The tallest hotel in the world is expected to open in Dubai at the end of the year, taking the title away from another towering hotel in the emirate.
JW Marriott hotel in Dubai to become the world's tallest
The world's tallest hotel is expected to open on Sheikh Zayed Road in Dubai at the end of the year, taking the title away from another towering property in the emirate.
The Dh1.8 billion (US$490 million) JW Marriott Marquis Dubai, with 1,608 rooms, reaches a height of 355 metres and is scheduled to open in the fourth quarter of this year, it was announced yesterday.
At 333 metres tall, Rotana's Rose Rayhaan hotel, also located along the Sheikh Zayed Road, is currently the world's tallest building used purely as a hotel.

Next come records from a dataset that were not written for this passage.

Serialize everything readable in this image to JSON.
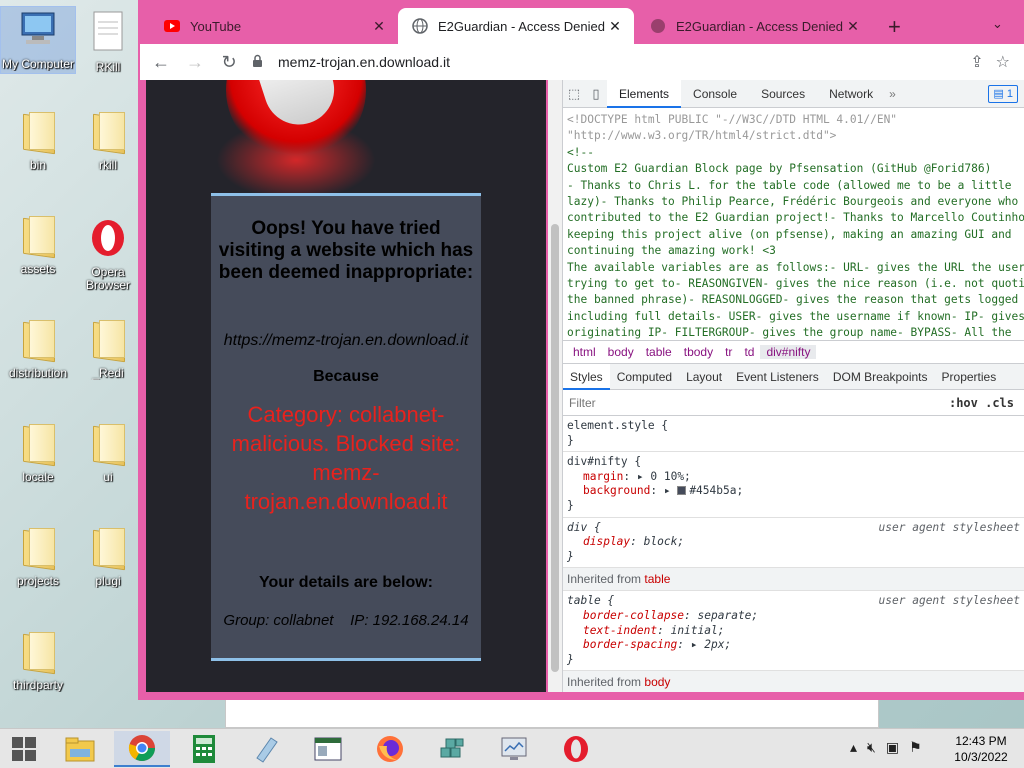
{
  "desktop": {
    "icons": [
      {
        "label": "My Computer"
      },
      {
        "label": "RKill"
      },
      {
        "label": "bin"
      },
      {
        "label": "rkill"
      },
      {
        "label": "assets"
      },
      {
        "label": "Opera Browser"
      },
      {
        "label": "distribution"
      },
      {
        "label": "_Redi"
      },
      {
        "label": "locale"
      },
      {
        "label": "ui"
      },
      {
        "label": "projects"
      },
      {
        "label": "plugi"
      },
      {
        "label": "thirdparty"
      }
    ]
  },
  "browser": {
    "tabs": [
      {
        "title": "YouTube",
        "close": "✕"
      },
      {
        "title": "E2Guardian - Access Denied",
        "close": "✕"
      },
      {
        "title": "E2Guardian - Access Denied",
        "close": "✕"
      }
    ],
    "new_tab": "+",
    "tab_menu": "⌄",
    "url": "memz-trojan.en.download.it",
    "accent": "#e75fa9"
  },
  "page": {
    "heading": "Oops! You have tried visiting a website which has been deemed inappropriate:",
    "blocked_url": "https://memz-trojan.en.download.it",
    "because": "Because",
    "reason": "Category: collabnet-malicious. Blocked site: memz-trojan.en.download.it",
    "details_heading": "Your details are below:",
    "group_ip": "Group: collabnet    IP: 192.168.24.14",
    "box_color": "#454b5a",
    "reason_color": "#e8221d"
  },
  "devtools": {
    "tabs": [
      "Elements",
      "Console",
      "Sources",
      "Network"
    ],
    "more": "»",
    "issues_count": "1",
    "source_lines": [
      {
        "cls": "doctype",
        "text": "<!DOCTYPE html PUBLIC \"-//W3C//DTD HTML 4.01//EN\""
      },
      {
        "cls": "doctype",
        "text": "\"http://www.w3.org/TR/html4/strict.dtd\">"
      },
      {
        "cls": "cmt",
        "text": "<!--"
      },
      {
        "cls": "cmt",
        "text": "Custom E2 Guardian Block page by Pfsensation (GitHub @Forid786)"
      },
      {
        "cls": "cmt",
        "text": "- Thanks to Chris L. for the table code (allowed me to be a little"
      },
      {
        "cls": "cmt",
        "text": "lazy)- Thanks to Philip Pearce, Frédéric Bourgeois and everyone who"
      },
      {
        "cls": "cmt",
        "text": "contributed to the E2 Guardian project!- Thanks to Marcello Coutinho for"
      },
      {
        "cls": "cmt",
        "text": "keeping this project alive (on pfsense), making an amazing GUI and"
      },
      {
        "cls": "cmt",
        "text": "continuing the amazing work! <3"
      },
      {
        "cls": "cmt",
        "text": "The available variables are as follows:- URL- gives the URL the user was"
      },
      {
        "cls": "cmt",
        "text": "trying to get to- REASONGIVEN- gives the nice reason (i.e. not quoting"
      },
      {
        "cls": "cmt",
        "text": "the banned phrase)- REASONLOGGED- gives the reason that gets logged"
      },
      {
        "cls": "cmt",
        "text": "including full details- USER- gives the username if known- IP- gives the"
      },
      {
        "cls": "cmt",
        "text": "originating IP- FILTERGROUP- gives the group name- BYPASS- All the"
      }
    ],
    "breadcrumbs": [
      "html",
      "body",
      "table",
      "tbody",
      "tr",
      "td",
      "div#nifty"
    ],
    "sub_tabs": [
      "Styles",
      "Computed",
      "Layout",
      "Event Listeners",
      "DOM Breakpoints",
      "Properties"
    ],
    "filter_placeholder": "Filter",
    "hov_cls": ":hov .cls",
    "styles": {
      "element_style": "element.style {",
      "close_brace": "}",
      "nifty_selector": "div#nifty {",
      "margin_name": "margin",
      "margin_value": "▸ 0 10%;",
      "background_name": "background",
      "background_value": "#454b5a;",
      "div_selector": "div {",
      "user_agent": "user agent stylesheet",
      "display_name": "display",
      "display_value": "block;",
      "inherited_table": "Inherited from",
      "inherited_table_el": "table",
      "table_selector": "table {",
      "bc_name": "border-collapse",
      "bc_value": "separate;",
      "ti_name": "text-indent",
      "ti_value": "initial;",
      "bs_name": "border-spacing",
      "bs_value": "▸ 2px;",
      "inherited_body": "Inherited from",
      "inherited_body_el": "body"
    }
  },
  "taskbar": {
    "time": "12:43 PM",
    "date": "10/3/2022"
  }
}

The JW Marriott Marquis, owned by Emirates Airline, will also become Dubai's biggest hotel by number of rooms.
The announcement of the opening comes at a time when hotels are reporting improvements in business in the emirate.
"If you look at the statistics of passengers and guests coming to Dubai, if you look at the growing meeting market worldwide, if you look at all the needs for leisure travellers, for business travellers, you can have confidence because they are growing," said Rupprecht Queitsch, the general manager of the Marquis Dubai.
Next door to the new Marriott property, work is scheduled to start in a couple of months on demolishing the Metropolitan, one of Dubai's oldest hotels, to make way for a $1.33bn development that will include three hotels with a total of more than 1,600 rooms.
The Marriott hotel is focusing on conference business and is hoping to generate a large portion of its revenues from Europe, North America, Brazil, Russia, India and China.
The property expects to open its first tower, with 804 rooms, this year, but the remaining rooms in the second tower will not open for another year and a half.
"The conference business, and more generally the meetings, incentives, conferences and exhibitions segment, is a business that could be grown as long as there are no bottlenecks related to airlift, hotel-room capacity, meeting-space capacity," said Chiheb ben Mahmoud, the head of hotel advisory at Jones Lang LaSalle Hotels Middle East and Africa.
"It is probably the segment that is the most aligned with the Dubai destination's attributes. Large properties can act as a locomotive for the business and negotiate large-scale events that require a high level of reliability in terms of service delivery and logistics."
Saudi Arabia's Fairmont hotel in the Abraj Al Bait tower is sometimes described as the world's tallest hotel - however, Marriott points out that this hotel does not stand alone but is in a building that contains other operations.
The number of visitors to the UAE is expected to reach 9 million this year, according to a forecast yesterday by Business Monitor International.